Awalnya, pembacaan proklamasi direncanakan di Lapangan Ikada. Namun, alasan keamanan membuat lokasi dipindahkan ke kediaman Soekarno di Pegangsaan Timur 56. Keputusan itu ternyata menjadi penentu: rumah tersebut kini diabadikan sebagai titik lahirnya Indonesia merdeka.
Perjuangan Pasca Proklamasi
Proklamasi hanyalah awal. Setelah 17 Agustus 1945, Indonesia masih harus berjuang melawan Belanda yang ingin kembali berkuasa. Revolusi Nasional pun pecah, penuh pertempuran bersenjata dan diplomasi panjang.
Baru pada tahun 1949, Belanda secara resmi mengakui kedaulatan Indonesia melalui penyerahan di Den Haag. Meski begitu, pada tahun 2005 Belanda akhirnya menerima secara de facto bahwa kemerdekaan Indonesia dimulai pada 17 Agustus 1945. Namun, pengakuan resmi masih menyisakan perdebatan hingga kini.
Warisan Abadi 17 Agustus
Tanggal 17 Agustus 1945 kini menjadi hari libur nasional yang ditetapkan sejak 18 Juni 1946. Setiap tahun, rakyat Indonesia memperingatinya dengan upacara bendera, doa, dan rasa syukur.
Rumah Pegangsaan Timur 56 sendiri telah menjadi monumen nasional. Di tempat inilah bangsa Indonesia memulai babak baru: dari negeri jajahan menjadi negara merdeka yang berdiri sejajar dengan bangsa lain di dunia.

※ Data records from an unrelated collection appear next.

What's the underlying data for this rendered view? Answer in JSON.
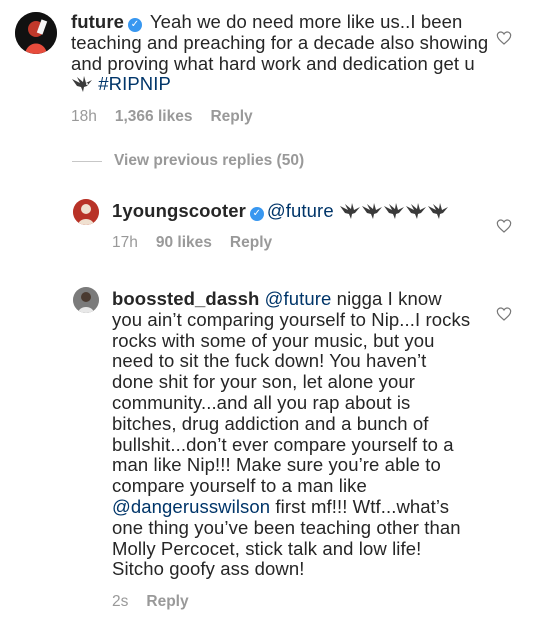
{
  "comments": [
    {
      "username": "future",
      "text_line1": " Yeah we do need more like us..I been",
      "text_rest": "teaching and preaching for a decade also showing and proving what hard work and dedication get u ",
      "hashtag": "#RIPNIP",
      "time": "18h",
      "likes": "1,366 likes",
      "reply": "Reply"
    },
    {
      "username": "1youngscooter",
      "mention": "@future",
      "time": "17h",
      "likes": "90 likes",
      "reply": "Reply"
    },
    {
      "username": "boossted_dassh",
      "mention": "@future",
      "text_part1": " nigga I know you ain’t comparing yourself to Nip...I rocks rocks with some of your music, but you need to sit the fuck down! You haven’t done shit for your son, let alone your community...and all you rap about is bitches, drug addiction and a bunch of bullshit...don’t ever compare yourself to a man like Nip!!! Make sure you’re able to compare yourself to a man like ",
      "mention2": "@dangerusswilson",
      "text_part2": " first mf!!! Wtf...what’s one thing you’ve been teaching other than Molly Percocet, stick talk and low life! Sitcho goofy ass down!",
      "time": "2s",
      "reply": "Reply"
    }
  ],
  "view_previous": "View previous replies (50)",
  "icons": {
    "heart": "heart-outline-icon",
    "verified": "verified-badge-icon",
    "eagle": "eagle-emoji-icon"
  },
  "colors": {
    "text": "#262626",
    "meta": "#999999",
    "link": "#003569",
    "verified": "#3897f0"
  }
}
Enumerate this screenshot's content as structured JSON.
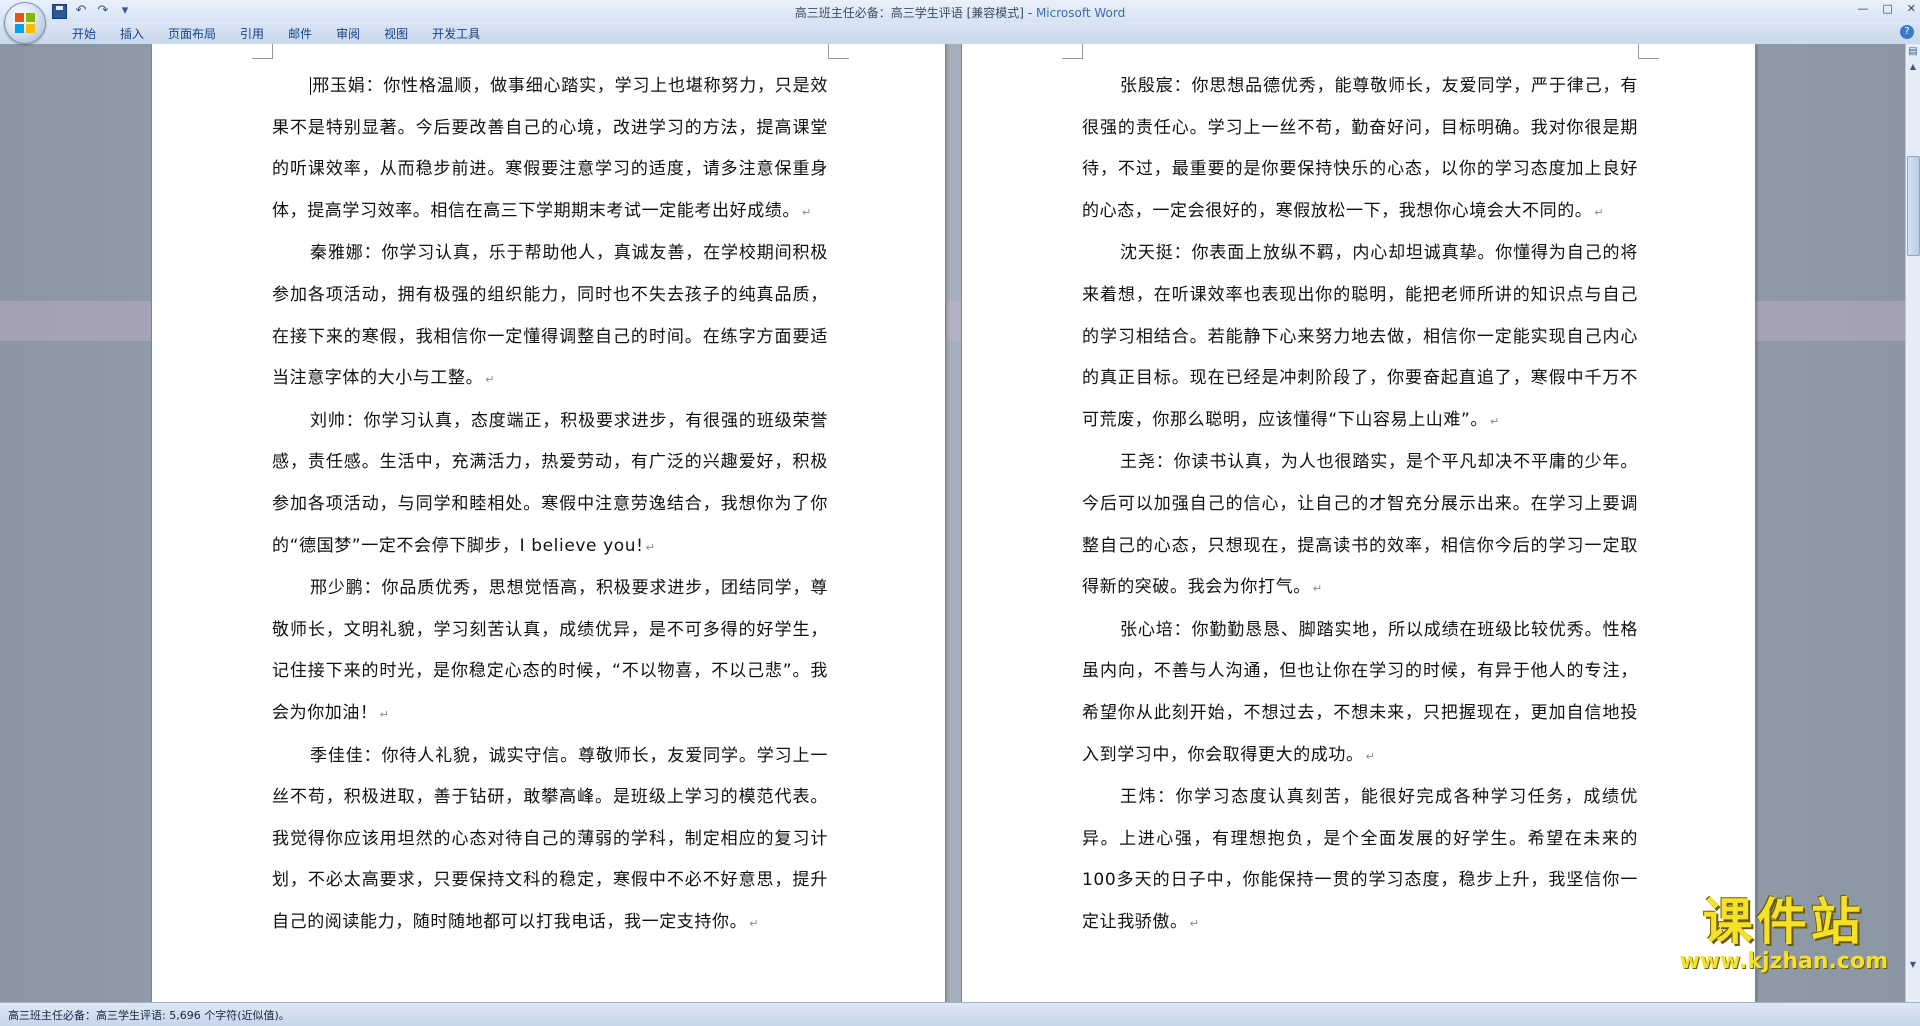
{
  "window": {
    "title": "高三班主任必备：高三学生评语 [兼容模式]",
    "separator": " - ",
    "app_name": "Microsoft Word",
    "controls": [
      "—",
      "□",
      "✕"
    ]
  },
  "quick_access": {
    "undo": "↶",
    "redo": "↷",
    "customize": "▾"
  },
  "ribbon": {
    "tabs": [
      "开始",
      "插入",
      "页面布局",
      "引用",
      "邮件",
      "审阅",
      "视图",
      "开发工具"
    ],
    "help": "?"
  },
  "document": {
    "left_page": [
      "邢玉娟：你性格温顺，做事细心踏实，学习上也堪称努力，只是效果不是特别显著。今后要改善自己的心境，改进学习的方法，提高课堂的听课效率，从而稳步前进。寒假要注意学习的适度，请多注意保重身体，提高学习效率。相信在高三下学期期末考试一定能考出好成绩。",
      "秦雅娜：你学习认真，乐于帮助他人，真诚友善，在学校期间积极参加各项活动，拥有极强的组织能力，同时也不失去孩子的纯真品质，在接下来的寒假，我相信你一定懂得调整自己的时间。在练字方面要适当注意字体的大小与工整。",
      "刘帅：你学习认真，态度端正，积极要求进步，有很强的班级荣誉感，责任感。生活中，充满活力，热爱劳动，有广泛的兴趣爱好，积极参加各项活动，与同学和睦相处。寒假中注意劳逸结合，我想你为了你的“德国梦”一定不会停下脚步，I believe you!",
      "邢少鹏：你品质优秀，思想觉悟高，积极要求进步，团结同学，尊敬师长，文明礼貌，学习刻苦认真，成绩优异，是不可多得的好学生，记住接下来的时光，是你稳定心态的时候，“不以物喜，不以己悲”。我会为你加油！",
      "季佳佳：你待人礼貌，诚实守信。尊敬师长，友爱同学。学习上一丝不苟，积极进取，善于钻研，敢攀高峰。是班级上学习的模范代表。我觉得你应该用坦然的心态对待自己的薄弱的学科，制定相应的复习计划，不必太高要求，只要保持文科的稳定，寒假中不必不好意思，提升自己的阅读能力，随时随地都可以打我电话，我一定支持你。"
    ],
    "right_page": [
      "张殷宸：你思想品德优秀，能尊敬师长，友爱同学，严于律己，有很强的责任心。学习上一丝不苟，勤奋好问，目标明确。我对你很是期待，不过，最重要的是你要保持快乐的心态，以你的学习态度加上良好的心态，一定会很好的，寒假放松一下，我想你心境会大不同的。",
      "沈天挺：你表面上放纵不羁，内心却坦诚真挚。你懂得为自己的将来着想，在听课效率也表现出你的聪明，能把老师所讲的知识点与自己的学习相结合。若能静下心来努力地去做，相信你一定能实现自己内心的真正目标。现在已经是冲刺阶段了，你要奋起直追了，寒假中千万不可荒废，你那么聪明，应该懂得“下山容易上山难”。",
      "王尧：你读书认真，为人也很踏实，是个平凡却决不平庸的少年。今后可以加强自己的信心，让自己的才智充分展示出来。在学习上要调整自己的心态，只想现在，提高读书的效率，相信你今后的学习一定取得新的突破。我会为你打气。",
      "张心培：你勤勤恳恳、脚踏实地，所以成绩在班级比较优秀。性格虽内向，不善与人沟通，但也让你在学习的时候，有异于他人的专注，希望你从此刻开始，不想过去，不想未来，只把握现在，更加自信地投入到学习中，你会取得更大的成功。",
      "王炜：你学习态度认真刻苦，能很好完成各种学习任务，成绩优异。上进心强，有理想抱负，是个全面发展的好学生。希望在未来的100多天的日子中，你能保持一贯的学习态度，稳步上升，我坚信你一定让我骄傲。"
    ]
  },
  "watermark": {
    "main": "课件站",
    "url": "www.kjzhan.com"
  },
  "statusbar": {
    "text": "高三班主任必备：高三学生评语: 5,696 个字符(近似值)。"
  }
}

Sejarawan Indonesia, Sukotjo, dalam wawancara tahun 2013 menegaskan pentingnya pengakuan resmi Belanda atas tanggal 17 Agustus 1945 sebagai hari kemerdekaan Indonesia. Bagi bangsa Indonesia, tanggal itu bukan sekadar angka, melainkan simbol persatuan, pengorbanan, dan tekad untuk berdiri di atas kaki sendiri.